Drawing on Stevenson's own treasure trove of personal correspondence, memoirs, essays, novels, stories and poems, as well as historical documents, biographies, and critical studies, Singer utilizes his background as a clinical psychologist and researcher in personality science to provide new and informative insights into the great writer's psychological development. In doing so, he helps to unlock the mystery of how a sickly youth confined to the "land of the counterpane" grew up to become the author of some of the world's most beloved and enduring works of adventure and fantasy.
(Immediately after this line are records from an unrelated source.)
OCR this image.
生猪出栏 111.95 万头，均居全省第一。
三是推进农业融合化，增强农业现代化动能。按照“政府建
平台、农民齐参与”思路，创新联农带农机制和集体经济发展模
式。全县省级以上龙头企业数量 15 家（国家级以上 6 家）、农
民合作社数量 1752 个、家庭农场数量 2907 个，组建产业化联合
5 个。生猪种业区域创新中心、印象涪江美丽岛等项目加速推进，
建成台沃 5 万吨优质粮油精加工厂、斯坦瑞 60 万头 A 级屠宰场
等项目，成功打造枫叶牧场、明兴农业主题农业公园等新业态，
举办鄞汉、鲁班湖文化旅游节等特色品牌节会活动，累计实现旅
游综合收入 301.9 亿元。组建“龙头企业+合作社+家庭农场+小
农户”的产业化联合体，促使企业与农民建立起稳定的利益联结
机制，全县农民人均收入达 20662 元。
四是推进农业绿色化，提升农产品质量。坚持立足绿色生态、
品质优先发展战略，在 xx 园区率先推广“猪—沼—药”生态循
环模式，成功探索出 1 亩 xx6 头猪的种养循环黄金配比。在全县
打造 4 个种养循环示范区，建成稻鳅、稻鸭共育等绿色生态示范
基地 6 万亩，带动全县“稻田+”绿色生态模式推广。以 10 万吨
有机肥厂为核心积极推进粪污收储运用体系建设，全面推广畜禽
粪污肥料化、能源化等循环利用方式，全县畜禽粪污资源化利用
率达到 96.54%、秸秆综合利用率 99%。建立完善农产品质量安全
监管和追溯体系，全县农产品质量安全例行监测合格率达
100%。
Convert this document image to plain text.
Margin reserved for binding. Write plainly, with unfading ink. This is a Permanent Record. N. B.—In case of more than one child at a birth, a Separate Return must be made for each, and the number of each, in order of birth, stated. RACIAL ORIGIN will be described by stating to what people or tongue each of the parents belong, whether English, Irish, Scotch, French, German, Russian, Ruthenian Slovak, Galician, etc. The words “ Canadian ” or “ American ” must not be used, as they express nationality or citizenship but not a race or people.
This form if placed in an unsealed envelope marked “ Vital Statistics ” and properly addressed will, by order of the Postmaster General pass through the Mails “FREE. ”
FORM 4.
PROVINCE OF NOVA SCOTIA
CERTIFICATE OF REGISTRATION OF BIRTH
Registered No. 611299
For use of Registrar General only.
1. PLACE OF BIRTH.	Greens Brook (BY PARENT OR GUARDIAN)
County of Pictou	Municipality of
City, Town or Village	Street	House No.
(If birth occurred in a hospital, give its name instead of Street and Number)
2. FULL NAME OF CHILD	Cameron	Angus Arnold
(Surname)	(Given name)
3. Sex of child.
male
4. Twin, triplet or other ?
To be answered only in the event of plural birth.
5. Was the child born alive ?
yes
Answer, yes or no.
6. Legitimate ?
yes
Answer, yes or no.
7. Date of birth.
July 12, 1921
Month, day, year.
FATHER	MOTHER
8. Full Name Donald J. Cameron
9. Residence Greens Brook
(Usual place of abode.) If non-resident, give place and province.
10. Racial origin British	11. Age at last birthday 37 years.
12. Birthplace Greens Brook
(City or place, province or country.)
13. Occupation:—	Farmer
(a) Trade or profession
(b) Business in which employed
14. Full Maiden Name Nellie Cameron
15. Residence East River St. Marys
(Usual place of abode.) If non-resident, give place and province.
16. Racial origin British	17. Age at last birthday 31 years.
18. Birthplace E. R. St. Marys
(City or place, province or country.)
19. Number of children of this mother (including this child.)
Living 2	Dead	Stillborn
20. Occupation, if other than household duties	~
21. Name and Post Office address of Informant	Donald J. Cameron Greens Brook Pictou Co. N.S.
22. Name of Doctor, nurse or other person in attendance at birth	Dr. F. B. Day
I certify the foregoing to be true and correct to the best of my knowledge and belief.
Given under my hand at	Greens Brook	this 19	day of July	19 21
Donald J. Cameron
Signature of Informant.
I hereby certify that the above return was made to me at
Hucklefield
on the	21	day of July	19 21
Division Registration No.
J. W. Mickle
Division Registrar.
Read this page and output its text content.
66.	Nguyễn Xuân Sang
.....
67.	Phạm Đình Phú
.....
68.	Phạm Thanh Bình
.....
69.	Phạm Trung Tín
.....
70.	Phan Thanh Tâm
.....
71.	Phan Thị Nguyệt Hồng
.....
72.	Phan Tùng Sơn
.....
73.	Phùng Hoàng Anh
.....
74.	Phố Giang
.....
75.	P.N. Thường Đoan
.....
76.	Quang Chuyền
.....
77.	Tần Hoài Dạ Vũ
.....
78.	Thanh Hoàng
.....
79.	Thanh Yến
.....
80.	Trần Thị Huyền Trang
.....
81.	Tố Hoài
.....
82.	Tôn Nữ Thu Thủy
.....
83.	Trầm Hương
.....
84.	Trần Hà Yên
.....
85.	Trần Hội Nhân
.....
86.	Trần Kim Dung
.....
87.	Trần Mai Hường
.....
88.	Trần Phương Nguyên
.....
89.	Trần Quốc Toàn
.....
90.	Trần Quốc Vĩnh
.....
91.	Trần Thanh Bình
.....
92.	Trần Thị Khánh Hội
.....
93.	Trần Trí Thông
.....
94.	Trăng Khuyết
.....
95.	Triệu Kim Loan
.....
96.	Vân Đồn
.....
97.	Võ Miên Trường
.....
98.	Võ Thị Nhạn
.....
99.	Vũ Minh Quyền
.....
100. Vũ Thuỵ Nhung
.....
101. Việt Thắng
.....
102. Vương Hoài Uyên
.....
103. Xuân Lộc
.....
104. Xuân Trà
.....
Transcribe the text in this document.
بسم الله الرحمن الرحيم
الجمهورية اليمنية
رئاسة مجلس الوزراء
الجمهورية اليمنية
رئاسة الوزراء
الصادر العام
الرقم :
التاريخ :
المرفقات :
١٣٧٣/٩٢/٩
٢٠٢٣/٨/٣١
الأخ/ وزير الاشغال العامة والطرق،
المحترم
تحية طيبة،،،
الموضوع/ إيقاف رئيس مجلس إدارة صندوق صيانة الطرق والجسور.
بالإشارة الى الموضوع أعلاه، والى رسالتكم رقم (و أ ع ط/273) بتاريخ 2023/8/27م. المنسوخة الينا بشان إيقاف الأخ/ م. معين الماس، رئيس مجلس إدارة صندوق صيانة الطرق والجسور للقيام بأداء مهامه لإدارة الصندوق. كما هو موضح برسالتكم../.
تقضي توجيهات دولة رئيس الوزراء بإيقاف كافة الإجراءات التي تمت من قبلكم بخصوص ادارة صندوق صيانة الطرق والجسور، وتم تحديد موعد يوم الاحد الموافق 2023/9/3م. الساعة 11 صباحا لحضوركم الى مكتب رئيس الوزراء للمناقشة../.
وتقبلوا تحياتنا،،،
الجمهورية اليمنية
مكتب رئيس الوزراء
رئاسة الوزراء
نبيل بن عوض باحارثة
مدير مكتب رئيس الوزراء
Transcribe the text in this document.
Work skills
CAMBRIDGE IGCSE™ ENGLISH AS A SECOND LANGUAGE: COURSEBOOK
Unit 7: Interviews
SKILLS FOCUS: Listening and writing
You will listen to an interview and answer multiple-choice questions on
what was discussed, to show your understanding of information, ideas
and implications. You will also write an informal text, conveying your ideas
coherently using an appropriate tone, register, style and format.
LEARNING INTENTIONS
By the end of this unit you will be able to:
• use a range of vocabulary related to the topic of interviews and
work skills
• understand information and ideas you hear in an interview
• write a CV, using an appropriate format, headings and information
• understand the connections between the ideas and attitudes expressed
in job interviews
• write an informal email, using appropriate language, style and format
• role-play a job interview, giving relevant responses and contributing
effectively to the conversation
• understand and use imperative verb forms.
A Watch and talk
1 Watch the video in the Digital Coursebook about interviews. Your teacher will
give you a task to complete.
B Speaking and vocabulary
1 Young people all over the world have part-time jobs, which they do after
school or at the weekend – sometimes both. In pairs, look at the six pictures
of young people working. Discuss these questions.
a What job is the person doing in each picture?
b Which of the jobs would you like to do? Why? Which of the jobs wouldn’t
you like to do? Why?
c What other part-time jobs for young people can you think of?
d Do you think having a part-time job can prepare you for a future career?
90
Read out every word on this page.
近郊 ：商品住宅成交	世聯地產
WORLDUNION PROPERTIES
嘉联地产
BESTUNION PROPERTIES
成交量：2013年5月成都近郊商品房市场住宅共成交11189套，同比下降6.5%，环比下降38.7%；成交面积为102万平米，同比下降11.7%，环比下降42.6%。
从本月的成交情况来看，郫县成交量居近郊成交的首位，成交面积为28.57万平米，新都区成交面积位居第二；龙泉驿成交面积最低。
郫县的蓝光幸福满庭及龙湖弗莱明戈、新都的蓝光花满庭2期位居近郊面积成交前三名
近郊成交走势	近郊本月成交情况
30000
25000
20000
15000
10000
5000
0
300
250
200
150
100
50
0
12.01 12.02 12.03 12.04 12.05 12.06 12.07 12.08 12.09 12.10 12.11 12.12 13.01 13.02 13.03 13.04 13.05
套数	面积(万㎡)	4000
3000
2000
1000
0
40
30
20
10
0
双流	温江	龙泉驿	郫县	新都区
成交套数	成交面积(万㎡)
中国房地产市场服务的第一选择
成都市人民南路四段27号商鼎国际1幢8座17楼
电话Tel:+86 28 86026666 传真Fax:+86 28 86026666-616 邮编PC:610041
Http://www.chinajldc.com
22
Jefferson A. Singer is the Dean of the College and Faulk Foundation Professor of Psychology at Connecticut College. He is the author of 5 books and many articles, chapters, and reviews in the fields of personality, memory, and clinical psychology. Singer was the recipient of the Fulbright Distinguished Scholar Award, and a Social Science Research Council Award, both for research on autobiographical memory conducted in the United Kingdom. He was the 2010 recipient of the Henry Murray Award for the Study of Narrative Lives from Division 8 (Society for Personality and Social Psychology) of the American Psychological Association.